CLINICAL AND GENETIC PREDICTORS OF STROKE RECURRENCE AFTER ISCHEMIC EVENTS
Keywords:
Stroke Recurrence, Polygenic Risk Score, Hypertension, Predictive Modeling, Cohort Study, Precision PreventionAbstract
Stroke recurrence remains a leading cause of disability and death among ischemic stroke survivors. In a prospective cohort of 500 adults (aged 45–85 years) with first-ever ischemic stroke, we evaluated the combined utility of clinical risk factors and a genome-wide polygenic risk score (PRS) for predicting recurrent events over 12 months. Baseline prevalence of hypertension (68%), diabetes (24%), dyslipidemia (57%), and atrial fibrillation (18%) was consistent with high-risk profiles. In univariable Cox analyses, hypertension (HR 1.80, 95% CI 1.50–2.15), atrial fibrillation (HR 2.10, 95% CI 1.65–2.65), diabetes (HR 1.45, 95% CI 1.10–1.90), and each SD increase in PRS (HR 1.25, 95% CI 1.10–1.42) were all significant predictors (p < 0.01). Patients in the highest PRS tertile experienced a 25.1% one-year recurrence rate versus 9.0% in the lowest tertile (HR 2.90, 95% CI 1.70–4.95; p < 0.001).
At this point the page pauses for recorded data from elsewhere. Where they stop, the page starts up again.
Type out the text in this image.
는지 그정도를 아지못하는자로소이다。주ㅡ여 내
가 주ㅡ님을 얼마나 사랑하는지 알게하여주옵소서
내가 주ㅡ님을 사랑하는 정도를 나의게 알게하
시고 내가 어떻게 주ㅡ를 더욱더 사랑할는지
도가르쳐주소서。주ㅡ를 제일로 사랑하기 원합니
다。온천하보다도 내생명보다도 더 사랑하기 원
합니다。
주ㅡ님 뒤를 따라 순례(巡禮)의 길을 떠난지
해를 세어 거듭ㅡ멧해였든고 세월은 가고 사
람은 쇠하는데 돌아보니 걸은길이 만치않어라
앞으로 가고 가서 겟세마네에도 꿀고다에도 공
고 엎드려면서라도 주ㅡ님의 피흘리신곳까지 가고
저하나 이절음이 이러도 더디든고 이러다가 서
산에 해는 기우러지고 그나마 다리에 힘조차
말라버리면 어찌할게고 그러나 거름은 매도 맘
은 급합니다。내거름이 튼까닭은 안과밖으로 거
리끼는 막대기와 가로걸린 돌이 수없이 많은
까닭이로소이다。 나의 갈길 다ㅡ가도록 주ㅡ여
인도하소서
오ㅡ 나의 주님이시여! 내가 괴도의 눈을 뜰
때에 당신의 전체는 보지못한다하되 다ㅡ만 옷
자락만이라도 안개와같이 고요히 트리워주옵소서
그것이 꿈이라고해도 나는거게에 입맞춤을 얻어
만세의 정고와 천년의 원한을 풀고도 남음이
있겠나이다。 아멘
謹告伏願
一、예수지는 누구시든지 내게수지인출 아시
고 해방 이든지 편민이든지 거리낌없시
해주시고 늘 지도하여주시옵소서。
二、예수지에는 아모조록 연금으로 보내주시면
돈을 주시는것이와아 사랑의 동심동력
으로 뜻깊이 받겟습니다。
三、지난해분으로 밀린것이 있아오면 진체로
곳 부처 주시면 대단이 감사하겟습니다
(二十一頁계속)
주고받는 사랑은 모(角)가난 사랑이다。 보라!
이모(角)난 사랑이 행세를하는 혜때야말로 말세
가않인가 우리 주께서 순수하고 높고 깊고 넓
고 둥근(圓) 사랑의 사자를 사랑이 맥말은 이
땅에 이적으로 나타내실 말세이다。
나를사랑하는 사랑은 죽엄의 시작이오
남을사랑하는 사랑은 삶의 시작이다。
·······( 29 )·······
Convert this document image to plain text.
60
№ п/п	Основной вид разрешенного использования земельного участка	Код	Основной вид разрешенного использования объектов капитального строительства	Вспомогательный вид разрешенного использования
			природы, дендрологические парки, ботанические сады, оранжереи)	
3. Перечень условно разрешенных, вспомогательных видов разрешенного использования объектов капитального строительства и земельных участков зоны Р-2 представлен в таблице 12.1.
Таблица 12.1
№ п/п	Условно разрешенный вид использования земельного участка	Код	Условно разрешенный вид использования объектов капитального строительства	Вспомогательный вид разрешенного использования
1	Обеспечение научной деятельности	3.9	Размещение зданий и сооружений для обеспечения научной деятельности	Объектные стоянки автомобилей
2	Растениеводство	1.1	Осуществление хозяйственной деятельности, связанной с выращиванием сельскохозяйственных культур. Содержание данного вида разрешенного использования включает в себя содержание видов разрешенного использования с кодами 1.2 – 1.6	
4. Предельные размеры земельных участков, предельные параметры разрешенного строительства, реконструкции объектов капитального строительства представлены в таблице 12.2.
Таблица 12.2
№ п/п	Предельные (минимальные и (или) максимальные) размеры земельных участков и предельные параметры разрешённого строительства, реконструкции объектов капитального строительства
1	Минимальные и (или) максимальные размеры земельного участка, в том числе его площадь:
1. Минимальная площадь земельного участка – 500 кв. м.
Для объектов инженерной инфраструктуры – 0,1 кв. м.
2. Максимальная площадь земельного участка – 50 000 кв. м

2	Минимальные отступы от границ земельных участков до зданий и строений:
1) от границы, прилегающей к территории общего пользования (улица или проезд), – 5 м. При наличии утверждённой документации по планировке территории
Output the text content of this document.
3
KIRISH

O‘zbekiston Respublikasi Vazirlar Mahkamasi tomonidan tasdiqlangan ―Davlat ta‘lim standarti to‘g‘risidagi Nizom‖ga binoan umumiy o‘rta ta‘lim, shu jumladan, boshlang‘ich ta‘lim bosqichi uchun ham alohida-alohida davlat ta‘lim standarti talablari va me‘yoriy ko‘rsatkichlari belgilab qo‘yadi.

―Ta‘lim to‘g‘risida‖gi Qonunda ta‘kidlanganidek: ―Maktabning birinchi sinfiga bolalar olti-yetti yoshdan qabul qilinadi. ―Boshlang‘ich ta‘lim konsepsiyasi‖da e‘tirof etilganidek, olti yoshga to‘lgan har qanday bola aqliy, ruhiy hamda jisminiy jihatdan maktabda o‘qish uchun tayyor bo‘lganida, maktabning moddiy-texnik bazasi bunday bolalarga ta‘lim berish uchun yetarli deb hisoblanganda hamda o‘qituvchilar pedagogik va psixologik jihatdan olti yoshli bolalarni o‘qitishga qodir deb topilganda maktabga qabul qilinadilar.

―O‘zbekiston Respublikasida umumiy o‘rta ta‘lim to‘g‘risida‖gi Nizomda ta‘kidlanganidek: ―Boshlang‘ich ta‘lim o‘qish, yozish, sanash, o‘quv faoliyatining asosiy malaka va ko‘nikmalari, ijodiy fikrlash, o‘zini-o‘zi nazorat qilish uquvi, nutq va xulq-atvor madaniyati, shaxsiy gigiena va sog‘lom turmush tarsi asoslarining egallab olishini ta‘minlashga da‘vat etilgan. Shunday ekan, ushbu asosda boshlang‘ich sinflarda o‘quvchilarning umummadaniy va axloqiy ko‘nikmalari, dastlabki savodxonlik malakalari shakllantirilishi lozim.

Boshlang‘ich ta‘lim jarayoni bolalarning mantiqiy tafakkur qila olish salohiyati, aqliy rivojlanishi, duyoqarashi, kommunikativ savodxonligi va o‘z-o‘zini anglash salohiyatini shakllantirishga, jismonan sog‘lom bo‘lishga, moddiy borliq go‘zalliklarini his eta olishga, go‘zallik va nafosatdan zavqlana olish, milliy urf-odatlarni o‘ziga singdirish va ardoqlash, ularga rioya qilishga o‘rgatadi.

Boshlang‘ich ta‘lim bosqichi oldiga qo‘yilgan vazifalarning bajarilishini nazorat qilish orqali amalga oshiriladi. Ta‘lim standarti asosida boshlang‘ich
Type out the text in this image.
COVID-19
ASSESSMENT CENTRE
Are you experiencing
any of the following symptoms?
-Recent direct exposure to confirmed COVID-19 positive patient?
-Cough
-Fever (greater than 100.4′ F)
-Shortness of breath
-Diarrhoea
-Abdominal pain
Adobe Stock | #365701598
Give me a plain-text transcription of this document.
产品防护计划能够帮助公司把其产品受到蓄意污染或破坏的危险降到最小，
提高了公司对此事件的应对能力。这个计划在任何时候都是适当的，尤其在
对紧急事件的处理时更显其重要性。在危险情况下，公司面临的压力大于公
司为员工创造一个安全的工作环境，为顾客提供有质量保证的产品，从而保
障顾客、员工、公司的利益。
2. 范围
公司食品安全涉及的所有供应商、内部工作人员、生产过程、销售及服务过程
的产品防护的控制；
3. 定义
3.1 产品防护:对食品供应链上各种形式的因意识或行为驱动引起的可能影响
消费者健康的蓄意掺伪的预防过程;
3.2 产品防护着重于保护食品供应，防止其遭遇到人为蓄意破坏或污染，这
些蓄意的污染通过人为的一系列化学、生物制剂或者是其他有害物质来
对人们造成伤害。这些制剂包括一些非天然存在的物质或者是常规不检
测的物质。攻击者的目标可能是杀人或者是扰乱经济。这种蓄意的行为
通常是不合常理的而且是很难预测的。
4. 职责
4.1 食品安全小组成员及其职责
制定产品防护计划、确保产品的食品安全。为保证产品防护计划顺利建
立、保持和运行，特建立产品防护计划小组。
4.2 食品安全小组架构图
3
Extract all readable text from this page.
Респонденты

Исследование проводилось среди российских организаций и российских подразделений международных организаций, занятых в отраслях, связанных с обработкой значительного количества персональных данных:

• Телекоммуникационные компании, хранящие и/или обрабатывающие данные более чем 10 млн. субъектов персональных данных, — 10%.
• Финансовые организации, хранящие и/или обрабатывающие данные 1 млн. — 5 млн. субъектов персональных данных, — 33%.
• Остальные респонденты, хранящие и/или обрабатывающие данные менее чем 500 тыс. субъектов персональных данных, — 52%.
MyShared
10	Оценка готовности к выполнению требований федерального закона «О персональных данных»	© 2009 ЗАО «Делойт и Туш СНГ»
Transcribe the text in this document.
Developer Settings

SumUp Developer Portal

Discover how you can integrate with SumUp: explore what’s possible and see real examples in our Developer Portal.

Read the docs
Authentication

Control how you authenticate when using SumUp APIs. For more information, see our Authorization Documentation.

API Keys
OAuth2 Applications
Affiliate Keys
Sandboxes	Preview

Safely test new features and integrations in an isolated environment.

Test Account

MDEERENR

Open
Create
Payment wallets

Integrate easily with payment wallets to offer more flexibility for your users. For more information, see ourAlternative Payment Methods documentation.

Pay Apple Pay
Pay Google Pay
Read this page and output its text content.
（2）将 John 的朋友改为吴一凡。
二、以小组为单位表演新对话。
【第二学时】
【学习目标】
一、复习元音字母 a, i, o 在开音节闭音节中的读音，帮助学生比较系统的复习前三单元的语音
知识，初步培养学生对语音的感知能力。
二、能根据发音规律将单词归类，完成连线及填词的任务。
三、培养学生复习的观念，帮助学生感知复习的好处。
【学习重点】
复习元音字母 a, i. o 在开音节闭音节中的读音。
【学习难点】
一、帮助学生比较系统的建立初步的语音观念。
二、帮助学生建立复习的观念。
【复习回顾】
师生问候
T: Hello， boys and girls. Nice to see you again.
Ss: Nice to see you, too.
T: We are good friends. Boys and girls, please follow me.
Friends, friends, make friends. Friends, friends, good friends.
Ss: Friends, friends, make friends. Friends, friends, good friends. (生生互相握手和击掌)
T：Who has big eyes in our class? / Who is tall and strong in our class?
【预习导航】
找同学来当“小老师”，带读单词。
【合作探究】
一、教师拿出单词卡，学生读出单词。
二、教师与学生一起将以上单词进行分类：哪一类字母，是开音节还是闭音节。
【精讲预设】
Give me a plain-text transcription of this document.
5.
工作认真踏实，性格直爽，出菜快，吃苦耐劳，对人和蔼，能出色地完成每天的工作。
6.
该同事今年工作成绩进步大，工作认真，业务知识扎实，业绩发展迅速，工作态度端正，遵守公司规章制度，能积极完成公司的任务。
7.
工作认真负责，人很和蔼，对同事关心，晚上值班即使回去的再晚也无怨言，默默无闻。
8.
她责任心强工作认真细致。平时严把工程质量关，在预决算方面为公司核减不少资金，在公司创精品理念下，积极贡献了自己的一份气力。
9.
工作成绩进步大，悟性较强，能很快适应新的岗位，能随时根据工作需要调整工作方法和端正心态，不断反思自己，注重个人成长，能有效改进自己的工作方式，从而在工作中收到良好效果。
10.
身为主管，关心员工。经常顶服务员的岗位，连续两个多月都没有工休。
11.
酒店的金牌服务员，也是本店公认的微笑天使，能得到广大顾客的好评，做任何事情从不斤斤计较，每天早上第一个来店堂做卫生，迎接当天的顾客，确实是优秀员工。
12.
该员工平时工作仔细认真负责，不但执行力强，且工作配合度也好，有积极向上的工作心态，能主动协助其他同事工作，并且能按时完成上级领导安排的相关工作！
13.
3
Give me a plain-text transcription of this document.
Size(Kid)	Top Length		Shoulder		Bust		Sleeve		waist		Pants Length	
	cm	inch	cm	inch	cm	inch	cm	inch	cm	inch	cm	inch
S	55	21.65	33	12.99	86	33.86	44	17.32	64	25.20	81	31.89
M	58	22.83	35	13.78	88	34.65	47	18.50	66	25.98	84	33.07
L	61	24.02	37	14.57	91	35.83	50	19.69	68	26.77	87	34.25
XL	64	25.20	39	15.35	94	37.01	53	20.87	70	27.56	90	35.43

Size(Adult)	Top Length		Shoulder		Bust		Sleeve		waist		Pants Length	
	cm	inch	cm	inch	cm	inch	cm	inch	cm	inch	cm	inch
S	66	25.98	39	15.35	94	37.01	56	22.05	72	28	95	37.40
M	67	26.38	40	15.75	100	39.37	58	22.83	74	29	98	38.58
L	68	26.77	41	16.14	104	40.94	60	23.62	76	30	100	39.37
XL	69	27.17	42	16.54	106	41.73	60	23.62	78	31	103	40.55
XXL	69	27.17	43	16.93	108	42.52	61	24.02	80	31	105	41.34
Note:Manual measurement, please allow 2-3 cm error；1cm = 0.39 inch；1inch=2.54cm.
A combined clinical-genetic Cox model achieved a C-index of 0.81 and demonstrated superior calibration compared with clinical-only (C-index 0.72) or genetic-only (C-index 0.68) models. Random forest analyses corroborated the primacy of atrial fibrillation and hypertension but also ranked PRS, age, and diabetes among the top five importance metrics. Semi-structured interviews (n = 40) identified medication adherence barriers and lifestyle modification challenges as prevalent patient-reported obstacles to effective secondary prevention. Our findings support an integrative risk-stratification paradigm that merges genomic profiling with traditional clinical assessment to identify high-risk survivors for targeted interventions—such as intensified blood pressure control, novel antithrombotic therapy, and adherence support—to reduce recurrent stroke burden.